Annette Duck, BSc, RN, is interstitial lung disease specialist nurse, University Hospital of South Manchester Foundation Trust, and vice chair of the Association of Respiratory Nurse Specialists.

Abstract

Duck A (2009) Principles to effecitvely manage people with interstitial lung disease in the community. Nursing Times; 105: 49-50, early online publication.

This article examines the problems of caring for people with interstitial lung disease in primary care. It describes simple strategies that can support people to remain at home during the end stage of their illness.

The diagnosis and investigations of ILD have been covered in previous Nursing Times articles (Duck, 2007a; 2007b).

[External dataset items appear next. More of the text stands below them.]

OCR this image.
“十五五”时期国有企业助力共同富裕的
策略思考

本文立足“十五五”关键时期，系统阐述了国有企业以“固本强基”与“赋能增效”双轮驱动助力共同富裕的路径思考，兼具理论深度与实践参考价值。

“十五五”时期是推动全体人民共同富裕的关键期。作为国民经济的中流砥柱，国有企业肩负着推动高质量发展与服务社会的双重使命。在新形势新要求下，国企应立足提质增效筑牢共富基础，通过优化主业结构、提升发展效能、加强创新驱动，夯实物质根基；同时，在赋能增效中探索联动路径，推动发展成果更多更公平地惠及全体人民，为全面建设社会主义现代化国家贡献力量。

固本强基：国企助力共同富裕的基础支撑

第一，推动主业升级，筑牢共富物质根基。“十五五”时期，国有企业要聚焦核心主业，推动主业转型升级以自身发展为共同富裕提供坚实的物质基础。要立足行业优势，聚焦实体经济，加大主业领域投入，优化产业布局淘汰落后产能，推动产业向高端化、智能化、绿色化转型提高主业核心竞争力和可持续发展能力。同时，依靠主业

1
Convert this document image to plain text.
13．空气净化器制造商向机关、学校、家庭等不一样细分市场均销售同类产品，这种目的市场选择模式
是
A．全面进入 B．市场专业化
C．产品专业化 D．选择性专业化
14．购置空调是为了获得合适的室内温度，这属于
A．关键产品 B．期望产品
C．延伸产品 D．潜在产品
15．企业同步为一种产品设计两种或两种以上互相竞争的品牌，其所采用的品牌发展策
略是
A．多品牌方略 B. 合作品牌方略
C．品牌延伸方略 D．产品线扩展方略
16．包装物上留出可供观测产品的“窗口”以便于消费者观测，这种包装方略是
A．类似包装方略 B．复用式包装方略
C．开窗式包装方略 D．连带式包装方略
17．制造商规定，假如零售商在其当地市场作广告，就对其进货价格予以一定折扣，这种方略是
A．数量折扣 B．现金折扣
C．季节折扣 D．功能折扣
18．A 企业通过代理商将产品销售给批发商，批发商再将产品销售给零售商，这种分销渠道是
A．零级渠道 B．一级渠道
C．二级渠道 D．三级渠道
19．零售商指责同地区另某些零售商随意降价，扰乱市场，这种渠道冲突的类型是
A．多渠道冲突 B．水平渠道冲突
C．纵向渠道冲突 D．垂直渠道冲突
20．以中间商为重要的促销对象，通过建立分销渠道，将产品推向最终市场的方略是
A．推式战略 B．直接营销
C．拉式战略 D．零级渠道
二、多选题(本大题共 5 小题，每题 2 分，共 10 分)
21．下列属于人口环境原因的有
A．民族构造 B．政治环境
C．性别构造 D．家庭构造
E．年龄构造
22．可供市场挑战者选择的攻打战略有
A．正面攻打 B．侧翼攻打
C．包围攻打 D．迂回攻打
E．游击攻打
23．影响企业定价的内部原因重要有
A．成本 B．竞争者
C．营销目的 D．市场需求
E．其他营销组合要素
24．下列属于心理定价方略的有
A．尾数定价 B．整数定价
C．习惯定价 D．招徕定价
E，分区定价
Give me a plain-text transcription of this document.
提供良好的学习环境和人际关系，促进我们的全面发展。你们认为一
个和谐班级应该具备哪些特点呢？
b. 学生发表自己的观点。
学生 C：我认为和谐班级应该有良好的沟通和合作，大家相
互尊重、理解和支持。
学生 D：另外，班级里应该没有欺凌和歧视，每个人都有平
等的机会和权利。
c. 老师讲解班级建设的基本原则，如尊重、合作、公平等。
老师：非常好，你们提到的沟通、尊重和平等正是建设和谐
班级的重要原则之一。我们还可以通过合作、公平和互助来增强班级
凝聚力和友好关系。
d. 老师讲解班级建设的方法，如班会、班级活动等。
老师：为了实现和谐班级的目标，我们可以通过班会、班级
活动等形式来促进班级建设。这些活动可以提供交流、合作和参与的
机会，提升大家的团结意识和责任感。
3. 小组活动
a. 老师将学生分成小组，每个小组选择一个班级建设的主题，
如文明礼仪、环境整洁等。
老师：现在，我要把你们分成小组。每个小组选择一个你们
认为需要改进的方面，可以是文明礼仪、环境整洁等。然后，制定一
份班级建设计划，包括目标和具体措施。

Keywords: Breathlessness, Oxygen therapy, End of life, Interstitial lung disease

  • This article has been double-blind peer reviewed

 

 

Practice points

  • Accurate diagnosis is essential for the effective management of ILD.
  • People with the condition may experience feelings of powerlessness and loss of control.
  • They should be helped to manage breathlessness.
  • Ambulatory oxygen may be required at home to help people maintain normal activities.
  • End of life care may need to be considered at the time of diagnosis for those with progressive ILD or with advanced disease at the time of diagnosis.

 

Introduction

The interstitial lung diseases (ILDs) cover a range of over 150 lung disorders. They usually present with shortness of breath and/or cough, sometimes with other symptoms such as Raynaud’s disease in an ILD associated with connective tissue disorders, or lethargy and tiredness often experienced in sarcoidosis. Some types of ILD do not respond to treatment, such as idiopathic pulmonary fibrosis (IPF). However, others do respond well if the disease is diagnosed and treated early. Those with IPF and some advancing ILDs will ultimately need palliative care.

Education and support

Many nurses lack confidence in managing people with ILD because they do not completely understand its complexities. People may be referred to community teams with labels such as cryptogenic fibrosing alveolitis (CFA), idiopathic pulmonary fibrosis (IPF), sarcoidosis or extrinsic allergic alveolitis (EAA). As these are not common respiratory conditions, they can lead to anxiety among healthcare professionals about treatment and management.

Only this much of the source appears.